Quick Start Guide

In this quick start guide you will learn about barebench and its basic functionality. After finishing it, you will be able to to understand and modify the existing examples.

What is barebench?

barebench provides you with quick insights about the runtime of given functions on a certain embedded target. Traditionally, to accomplish this requires several time-consuming steps:

Define the problem
- Define the function you are interested in.
- Define the conditions (parameters) for which the function should be evaluated.
Provide the glue
- Integrate some form of timer or performance unit.
- Provide everything to allow your program to run (linker scripts, system startup, …).
- Compile everything for your embedded target.
Use your hardware
- Flash the binary.
- Use debug or trace hardware to gather the results.

With barebench, you only have to define the problem. All other steps are handled automatically. You do not need debug/trace hardware, nor you need the embedded targets you want to test for.

Most importantly, there is no simulation involved to compute the results. All benchmarks are run on the chosen physical target.

Load an example

To make you familiar with the interface, we will start by loading an example project to experiment with.

Click on your user in the top right menu.
Select Load/Save project… and click Accumulate_Elements_STL-Native

View after the example is loaded.

Click on Start Benchmark to run the example and display the results.

The interface

The view you see is separated into 4 major areas.

The upper left code editor.
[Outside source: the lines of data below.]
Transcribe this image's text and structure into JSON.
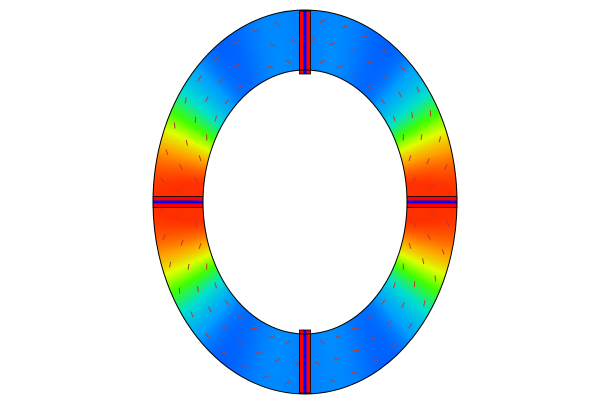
{
  "figure": {
    "type": "ring-field-plot",
    "background": "#ffffff",
    "outline_color": "#000000",
    "arrow_color": "#c0392b",
    "colormap": [
      {
        "stop": 0.0,
        "color": "#0000ff"
      },
      {
        "stop": 0.2,
        "color": "#00a0ff"
      },
      {
        "stop": 0.4,
        "color": "#00e0d0"
      },
      {
        "stop": 0.6,
        "color": "#40ff00"
      },
      {
        "stop": 0.75,
        "color": "#e0ff00"
      },
      {
        "stop": 0.88,
        "color": "#ffa000"
      },
      {
        "stop": 1.0,
        "color": "#ff3000"
      }
    ],
    "magnets": [
      {
        "id": "top",
        "colors": [
          "#ff0000",
          "#0000ff",
          "#ff0000"
        ]
      },
      {
        "id": "bottom",
        "colors": [
          "#ff0000",
          "#0000ff",
          "#ff0000"
        ]
      },
      {
        "id": "left",
        "colors": [
          "#ff0000",
          "#0000ff",
          "#ff0000"
        ]
      },
      {
        "id": "right",
        "colors": [
          "#ff0000",
          "#0000ff",
          "#ff0000"
        ]
      }
    ]
  }
}
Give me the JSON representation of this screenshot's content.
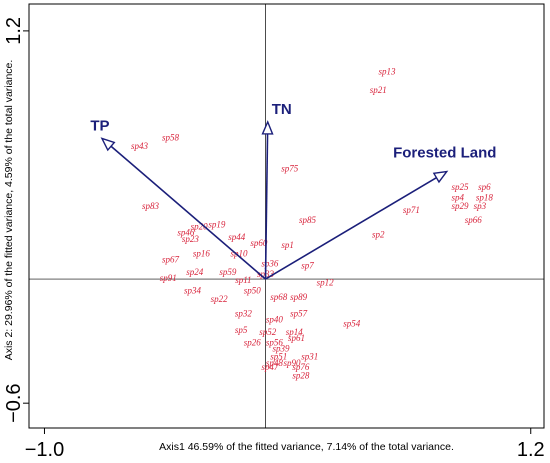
{
  "chart_data": {
    "type": "scatter",
    "title": "",
    "xlabel": "Axis1  46.59% of the fitted variance, 7.14% of the total variance.",
    "ylabel": "Axis 2: 29.96% of the fitted variance, 4.59% of the total variance.",
    "xlim": [
      -1.07,
      1.26
    ],
    "ylim": [
      -0.72,
      1.33
    ],
    "x_ticks": [
      {
        "value": -1.0,
        "label": "−1.0"
      },
      {
        "value": 1.2,
        "label": "1.2"
      }
    ],
    "y_ticks": [
      {
        "value": 1.2,
        "label": "1.2"
      },
      {
        "value": -0.6,
        "label": "−0.6"
      }
    ],
    "vectors": [
      {
        "label": "TP",
        "x": -0.74,
        "y": 0.68
      },
      {
        "label": "TN",
        "x": 0.01,
        "y": 0.76
      },
      {
        "label": "Forested Land",
        "x": 0.82,
        "y": 0.52
      }
    ],
    "points": [
      {
        "label": "sp13",
        "x": 0.55,
        "y": 1.0
      },
      {
        "label": "sp21",
        "x": 0.51,
        "y": 0.91
      },
      {
        "label": "sp58",
        "x": -0.43,
        "y": 0.68
      },
      {
        "label": "sp43",
        "x": -0.57,
        "y": 0.64
      },
      {
        "label": "sp75",
        "x": 0.11,
        "y": 0.53
      },
      {
        "label": "sp25",
        "x": 0.88,
        "y": 0.44
      },
      {
        "label": "sp6",
        "x": 0.99,
        "y": 0.44
      },
      {
        "label": "sp4",
        "x": 0.87,
        "y": 0.39
      },
      {
        "label": "sp18",
        "x": 0.99,
        "y": 0.39
      },
      {
        "label": "sp29",
        "x": 0.88,
        "y": 0.35
      },
      {
        "label": "sp3",
        "x": 0.97,
        "y": 0.35
      },
      {
        "label": "sp71",
        "x": 0.66,
        "y": 0.33
      },
      {
        "label": "sp66",
        "x": 0.94,
        "y": 0.28
      },
      {
        "label": "sp83",
        "x": -0.52,
        "y": 0.35
      },
      {
        "label": "sp85",
        "x": 0.19,
        "y": 0.28
      },
      {
        "label": "sp19",
        "x": -0.22,
        "y": 0.26
      },
      {
        "label": "sp20",
        "x": -0.3,
        "y": 0.25
      },
      {
        "label": "sp46",
        "x": -0.36,
        "y": 0.22
      },
      {
        "label": "sp2",
        "x": 0.51,
        "y": 0.21
      },
      {
        "label": "sp44",
        "x": -0.13,
        "y": 0.2
      },
      {
        "label": "sp23",
        "x": -0.34,
        "y": 0.19
      },
      {
        "label": "sp60",
        "x": -0.03,
        "y": 0.17
      },
      {
        "label": "sp1",
        "x": 0.1,
        "y": 0.16
      },
      {
        "label": "sp16",
        "x": -0.29,
        "y": 0.12
      },
      {
        "label": "sp10",
        "x": -0.12,
        "y": 0.12
      },
      {
        "label": "sp67",
        "x": -0.43,
        "y": 0.09
      },
      {
        "label": "sp36",
        "x": 0.02,
        "y": 0.07
      },
      {
        "label": "sp7",
        "x": 0.19,
        "y": 0.06
      },
      {
        "label": "sp24",
        "x": -0.32,
        "y": 0.03
      },
      {
        "label": "sp59",
        "x": -0.17,
        "y": 0.03
      },
      {
        "label": "sp33",
        "x": 0.0,
        "y": 0.02
      },
      {
        "label": "sp91",
        "x": -0.44,
        "y": 0.0
      },
      {
        "label": "sp11",
        "x": -0.1,
        "y": -0.01
      },
      {
        "label": "sp12",
        "x": 0.27,
        "y": -0.02
      },
      {
        "label": "sp34",
        "x": -0.33,
        "y": -0.06
      },
      {
        "label": "sp50",
        "x": -0.06,
        "y": -0.06
      },
      {
        "label": "sp68",
        "x": 0.06,
        "y": -0.09
      },
      {
        "label": "sp89",
        "x": 0.15,
        "y": -0.09
      },
      {
        "label": "sp22",
        "x": -0.21,
        "y": -0.1
      },
      {
        "label": "sp32",
        "x": -0.1,
        "y": -0.17
      },
      {
        "label": "sp57",
        "x": 0.15,
        "y": -0.17
      },
      {
        "label": "sp40",
        "x": 0.04,
        "y": -0.2
      },
      {
        "label": "sp54",
        "x": 0.39,
        "y": -0.22
      },
      {
        "label": "sp5",
        "x": -0.11,
        "y": -0.25
      },
      {
        "label": "sp52",
        "x": 0.01,
        "y": -0.26
      },
      {
        "label": "sp14",
        "x": 0.13,
        "y": -0.26
      },
      {
        "label": "sp61",
        "x": 0.14,
        "y": -0.29
      },
      {
        "label": "sp26",
        "x": -0.06,
        "y": -0.31
      },
      {
        "label": "sp56",
        "x": 0.04,
        "y": -0.31
      },
      {
        "label": "sp39",
        "x": 0.07,
        "y": -0.34
      },
      {
        "label": "sp51",
        "x": 0.06,
        "y": -0.38
      },
      {
        "label": "sp31",
        "x": 0.2,
        "y": -0.38
      },
      {
        "label": "sp48",
        "x": 0.04,
        "y": -0.41
      },
      {
        "label": "sp90",
        "x": 0.12,
        "y": -0.41
      },
      {
        "label": "sp47",
        "x": 0.02,
        "y": -0.43
      },
      {
        "label": "sp76",
        "x": 0.16,
        "y": -0.43
      },
      {
        "label": "sp28",
        "x": 0.16,
        "y": -0.47
      }
    ]
  }
}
Here you write down the function you want to benchmark. If you need to compare several versions of it, you get an additional editor by clicking on Add Code in the top menu.
The top right configurations. Here you select on which target the selected code should be run and how it should get compiled. You get an additional configuration by clicking on Add Configuration in the top menu.
The bottom left benchmark editor defines the parameters used to invoke the function defined in the code editor.
The bottom right results view shows the clock cycles measured for each function call. This is done for each configuration with a different color.

The example explained

This example compares different implementations for a function to calculate the sum of a vectors elements.

int sum_n_elements(int n, std::vector<int> const& vec);

You see that there are 2 code editors open. One implements the function using a traditional for-loop approach. The other uses a STL algorithm to accomplish the same. Which one is faster?

To compare them, there is one configuration for each function. Both benchmarks are specified to run on the same target (STM32F4) using the same compiler and optimisation settings.

A look into the benchmark editor reveals how these functions will be called:

std::vector<int> vec;
// Fill with some arbitrary data
for (int i=0;i<10; ++i)  {
  vec.push_back(i);
}

for (int n=0; n<=vec.size(); n+=2) {
  bb_invoke(sum_n_elements, n, vec);
}

First a vector with 10 sample values is created. The bb_invoke is responsible for invoking the function with the given arguments and measuring its runtime. In this example, the function should be evaluated always for the same vector, with an input range (argument n) ranging from 0 to 10 and step size 2.

A click on Start Benchmark will run this same benchmark against the 2 implementations (given in the configuration). A look into the results reveals, that both functions require almost the same amount of cycles for each set of arguments.

This picture changes quite a bit, when you modify the configurations.

Change the configuration to use no optimization (-O0) in both cases.
Click Start Benchmark to rerun with the new configuration.

With no optimisation enabled, the STL-based version is slower by a factor of about 4.

Further steps

This guide showed you the basic functionality. We suggest you experiment a bit with the examples. You may then proceed to write your own benchmarks from scratch.